Com as experiências adquiridas com as patroas, Reinaldo foi ficando esperto nas ações sobre como conquistar uma mulher. Sonhava um dia deitar-se com Lili, coisa quase impossível. A timidez dela era muito forte, uma barreira quase intransponível. Aos poucos foi-se chegando, um bate-papo sobre o vestido que a menina usava, no primeiro encontro fora da escola. Depois sobre uma fita no cabelo, que ela acabou descartando, pois entendera que o rapaz não gostava daquele enfeite. Veio a vez de falar sobre a saia dela, muito comprida, levando-a solicitar da mãe o seu encurtamento, era a moda da minissaia. A mãe concordou, mas não exagerou na dose, vindo a decepcionar o marmanjo.

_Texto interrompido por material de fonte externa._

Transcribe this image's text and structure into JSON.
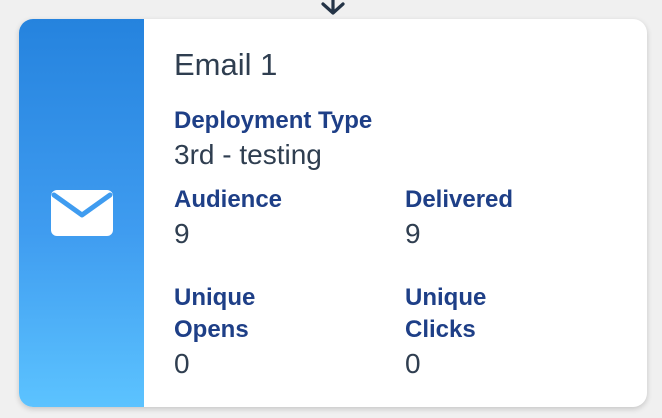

Assim, ele avançava na descaracterização da timidez da jovem, deixando-a mais atrevida, mais ousada. Ganhando terreno, o arrojo do garoto aumentava, já conseguia uns beijinhos e tocar nos seios virgens da adolescente, logo pedindo desculpas pela imprudência, foi sem querer, dizia. Calada, Lili permanecia, traduzindo por Reinaldo como um consentimento, um sinal aberto, autorizativo de passagem.
Passados alguns meses, daquela garota tímida e desconfiada já não restava nem traços. As coleguinhas e a própria família já notavam e comentavam as mudanças. A mãe dizia “esta garota está se desenvolvendo muito rapidamente, qual o milagre?” Ninguém, nem mesmo a família e as duas melhores amigas sabiam do relacionamento dela com Reinaldo, eles só se encontravam fora do colégio, onde, no caminho havia um motel, que funcionava das 16 às 24 horas. As visitas a esse estabelecimento aconteciam entre 17 e 18 horas, e por serem menores de idade contavam com a cumplicidade do porteiro, que fazia vista grossa.
Certa tarde Reinaldo e Lili não voltaram da escola para casa. Aquele alvoroço entre os pais da garota, principalmente. Na polícia registraram um B.O. Quando chegaram em casa acharam um bilhete, informando que os dois haviam partido, depois dariam o endereço e os motivos daquela fuga. No final pediam desculpas pelo ato. O mesmo bilhete fora encontrado na casa de Reinaldo.